A senior European Union (EU) official said Tuesday that it was possible Greece might need to restructure its debt. This was the first official acknowledgment that such an action might occur, and it was met with swift resistance from other euro zone officials. The effect on European banks and the European Central Bank (ECB), which all hold substantial amounts of Greek debt, would be huge. American banks also hold Greek bonds.

Reuters reported that Jean-Claude Juncker, chairman of the 17-nation Eurogroup, said at a seminar that coincided with a meeting of EU finance ministers that it would be necessary to move toward something he termed a "soft restructuring" of Greece’s debt.

While he said that Greece must first raise 50 billion euros ($70.7 billion) through privatizing state assets and apply the money to its debt, once that was accomplished some kind of restructuring might be attempted. In the report he was quoted saying, "If Greece makes all these efforts, then we must see if it is possible to make a soft restructuring of Greek debt. I am strictly opposed to a major restructuring of Greek debt."

Other members of the group, however, dissented. After Juncker had commented on the possibility of "reprofiling" Greece’s debt, extending loan maturities without any more extensive action, French Economy Minister Christine Lagarde was quoted as saying late on Monday, "Restructuring, rescheduling—off the table . . . A restructuring or a rescheduling, which would constitute a default situation, what we would call a credit event, are off the table for me."

Ewald Nowotny, a member of the governing council of the ECB, also said a "soft restructuring" was not planned.

Yet three different terms are now being used to describe some sort of action over Greece’s debt that would involve a change in repayment: restructuring, rescheduling, and reprofiling. "Soft restructuring" has now been added to the equation. Reprofiling or soft restructuring could be done with bondholders’ cooperation, and would thus not trigger a credit event and a requirement for insurance to pay out on a default, according to analysts.
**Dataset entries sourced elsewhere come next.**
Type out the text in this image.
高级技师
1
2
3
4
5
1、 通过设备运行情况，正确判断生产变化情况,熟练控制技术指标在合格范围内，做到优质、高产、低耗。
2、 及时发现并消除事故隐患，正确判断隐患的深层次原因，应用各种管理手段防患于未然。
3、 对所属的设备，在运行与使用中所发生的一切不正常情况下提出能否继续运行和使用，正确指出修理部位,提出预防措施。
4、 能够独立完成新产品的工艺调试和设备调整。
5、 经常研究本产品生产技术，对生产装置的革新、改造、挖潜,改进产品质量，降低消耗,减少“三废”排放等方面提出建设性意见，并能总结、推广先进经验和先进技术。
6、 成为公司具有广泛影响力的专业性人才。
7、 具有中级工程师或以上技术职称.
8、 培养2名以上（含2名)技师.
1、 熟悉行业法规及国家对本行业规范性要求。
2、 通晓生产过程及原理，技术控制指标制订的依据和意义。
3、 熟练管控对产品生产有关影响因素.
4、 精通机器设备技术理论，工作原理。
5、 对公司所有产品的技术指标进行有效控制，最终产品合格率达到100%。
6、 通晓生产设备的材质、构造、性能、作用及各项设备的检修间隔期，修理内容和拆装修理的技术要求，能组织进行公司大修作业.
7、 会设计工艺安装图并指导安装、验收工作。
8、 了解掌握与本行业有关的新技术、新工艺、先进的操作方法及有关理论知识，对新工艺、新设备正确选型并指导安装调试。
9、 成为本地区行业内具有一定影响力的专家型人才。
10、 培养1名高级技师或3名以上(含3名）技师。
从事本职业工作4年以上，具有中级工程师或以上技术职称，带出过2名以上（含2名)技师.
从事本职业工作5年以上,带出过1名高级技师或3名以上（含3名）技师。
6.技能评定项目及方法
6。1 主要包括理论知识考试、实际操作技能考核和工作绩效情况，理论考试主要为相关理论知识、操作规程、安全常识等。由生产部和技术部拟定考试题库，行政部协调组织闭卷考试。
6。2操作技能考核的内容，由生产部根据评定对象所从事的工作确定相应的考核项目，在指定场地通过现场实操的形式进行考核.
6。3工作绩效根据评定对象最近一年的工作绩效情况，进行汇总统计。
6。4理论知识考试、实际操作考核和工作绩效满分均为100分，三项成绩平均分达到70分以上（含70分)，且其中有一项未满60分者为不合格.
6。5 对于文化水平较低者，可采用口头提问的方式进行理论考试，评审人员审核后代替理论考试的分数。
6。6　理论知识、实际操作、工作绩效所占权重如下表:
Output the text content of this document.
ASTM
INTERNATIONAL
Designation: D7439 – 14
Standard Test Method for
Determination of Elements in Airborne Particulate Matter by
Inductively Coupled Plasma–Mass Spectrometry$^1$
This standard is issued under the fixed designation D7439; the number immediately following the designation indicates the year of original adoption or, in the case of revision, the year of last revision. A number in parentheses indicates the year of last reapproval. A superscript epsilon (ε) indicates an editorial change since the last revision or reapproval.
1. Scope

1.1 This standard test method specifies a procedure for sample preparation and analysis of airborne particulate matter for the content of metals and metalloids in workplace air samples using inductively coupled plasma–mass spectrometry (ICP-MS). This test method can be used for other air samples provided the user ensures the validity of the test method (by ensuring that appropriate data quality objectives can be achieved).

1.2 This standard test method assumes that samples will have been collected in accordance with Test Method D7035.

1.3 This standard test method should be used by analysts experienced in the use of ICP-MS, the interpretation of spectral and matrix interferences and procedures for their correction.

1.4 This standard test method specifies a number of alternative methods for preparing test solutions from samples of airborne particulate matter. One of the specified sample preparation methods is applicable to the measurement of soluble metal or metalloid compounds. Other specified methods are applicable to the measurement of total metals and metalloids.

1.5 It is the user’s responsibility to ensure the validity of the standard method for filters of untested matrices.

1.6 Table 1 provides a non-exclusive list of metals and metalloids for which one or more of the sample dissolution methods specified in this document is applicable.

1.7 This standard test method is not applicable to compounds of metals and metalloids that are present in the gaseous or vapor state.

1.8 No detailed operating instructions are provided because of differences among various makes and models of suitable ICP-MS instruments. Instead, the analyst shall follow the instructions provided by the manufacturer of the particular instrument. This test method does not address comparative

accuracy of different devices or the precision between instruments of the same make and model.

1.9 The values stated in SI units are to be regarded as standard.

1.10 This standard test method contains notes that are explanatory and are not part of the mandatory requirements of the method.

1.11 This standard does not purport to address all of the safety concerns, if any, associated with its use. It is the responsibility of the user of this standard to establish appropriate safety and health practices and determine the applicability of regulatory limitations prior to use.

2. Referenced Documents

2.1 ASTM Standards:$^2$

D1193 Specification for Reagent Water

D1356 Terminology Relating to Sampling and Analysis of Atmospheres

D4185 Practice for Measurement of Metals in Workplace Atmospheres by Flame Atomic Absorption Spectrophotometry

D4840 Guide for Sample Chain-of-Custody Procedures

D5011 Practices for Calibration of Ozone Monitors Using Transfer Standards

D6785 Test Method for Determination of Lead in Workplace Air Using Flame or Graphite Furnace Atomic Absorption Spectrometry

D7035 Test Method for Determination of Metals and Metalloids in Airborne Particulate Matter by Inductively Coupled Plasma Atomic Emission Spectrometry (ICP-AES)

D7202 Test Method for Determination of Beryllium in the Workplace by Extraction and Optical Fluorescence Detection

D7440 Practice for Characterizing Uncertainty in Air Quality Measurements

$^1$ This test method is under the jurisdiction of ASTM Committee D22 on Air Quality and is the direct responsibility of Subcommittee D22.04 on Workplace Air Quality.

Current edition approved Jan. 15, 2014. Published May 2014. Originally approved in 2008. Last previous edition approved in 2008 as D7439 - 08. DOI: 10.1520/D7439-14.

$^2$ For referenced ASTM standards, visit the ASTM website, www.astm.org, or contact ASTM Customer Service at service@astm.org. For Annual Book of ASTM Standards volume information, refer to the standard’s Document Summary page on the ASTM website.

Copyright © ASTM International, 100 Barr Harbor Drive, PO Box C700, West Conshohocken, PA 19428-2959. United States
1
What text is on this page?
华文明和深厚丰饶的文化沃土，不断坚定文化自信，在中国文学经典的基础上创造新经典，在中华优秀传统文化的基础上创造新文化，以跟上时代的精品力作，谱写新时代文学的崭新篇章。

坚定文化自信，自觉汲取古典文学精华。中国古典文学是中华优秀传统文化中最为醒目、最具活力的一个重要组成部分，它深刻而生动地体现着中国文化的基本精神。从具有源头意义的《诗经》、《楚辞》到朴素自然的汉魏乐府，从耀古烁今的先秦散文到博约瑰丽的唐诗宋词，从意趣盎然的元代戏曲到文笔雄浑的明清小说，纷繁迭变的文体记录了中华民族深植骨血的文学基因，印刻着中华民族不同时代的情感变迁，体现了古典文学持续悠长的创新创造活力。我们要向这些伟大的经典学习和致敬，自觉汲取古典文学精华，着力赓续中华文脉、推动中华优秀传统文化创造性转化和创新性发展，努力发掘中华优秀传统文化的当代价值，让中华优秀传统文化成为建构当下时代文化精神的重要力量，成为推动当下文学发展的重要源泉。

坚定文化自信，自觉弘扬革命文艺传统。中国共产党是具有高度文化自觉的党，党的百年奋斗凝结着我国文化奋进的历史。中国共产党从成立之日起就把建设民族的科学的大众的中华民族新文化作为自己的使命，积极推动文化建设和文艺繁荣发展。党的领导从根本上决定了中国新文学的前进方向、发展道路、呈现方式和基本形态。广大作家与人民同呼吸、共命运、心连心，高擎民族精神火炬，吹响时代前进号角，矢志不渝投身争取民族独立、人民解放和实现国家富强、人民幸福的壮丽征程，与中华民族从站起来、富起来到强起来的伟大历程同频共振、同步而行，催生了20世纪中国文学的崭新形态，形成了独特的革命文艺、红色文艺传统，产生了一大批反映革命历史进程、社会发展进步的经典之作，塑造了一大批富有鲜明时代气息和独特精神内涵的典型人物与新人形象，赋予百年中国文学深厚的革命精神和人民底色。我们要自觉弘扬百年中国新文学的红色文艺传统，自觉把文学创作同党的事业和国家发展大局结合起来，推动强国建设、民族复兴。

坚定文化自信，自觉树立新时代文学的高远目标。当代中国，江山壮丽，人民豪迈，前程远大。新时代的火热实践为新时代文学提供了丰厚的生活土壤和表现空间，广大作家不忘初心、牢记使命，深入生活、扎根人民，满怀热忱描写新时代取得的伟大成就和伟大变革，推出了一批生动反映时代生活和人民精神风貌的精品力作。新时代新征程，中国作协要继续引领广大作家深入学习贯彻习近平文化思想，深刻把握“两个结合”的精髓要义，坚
Reprofiling could still cause credit problems, however, if shorter-term bonds were exchanged for longer-term ones resulting in the holding entity experiencing a delay in repayment and thus credit issues. Restructuring, on the other hand, would cause enforced losses.

In a research note, Credit Suisse said that it expected a voluntary restructuring of Greece’s debt, but that it should not cause a credit event despite the fact that it would have repercussions. In the note, it said, "We believe that a principle writedown needs to be part of the solution for Greece. This is likely to put more pressure on German yields than on Spain or Italy, due to the exposure of the German banking system to Greece, and more importantly to Ireland."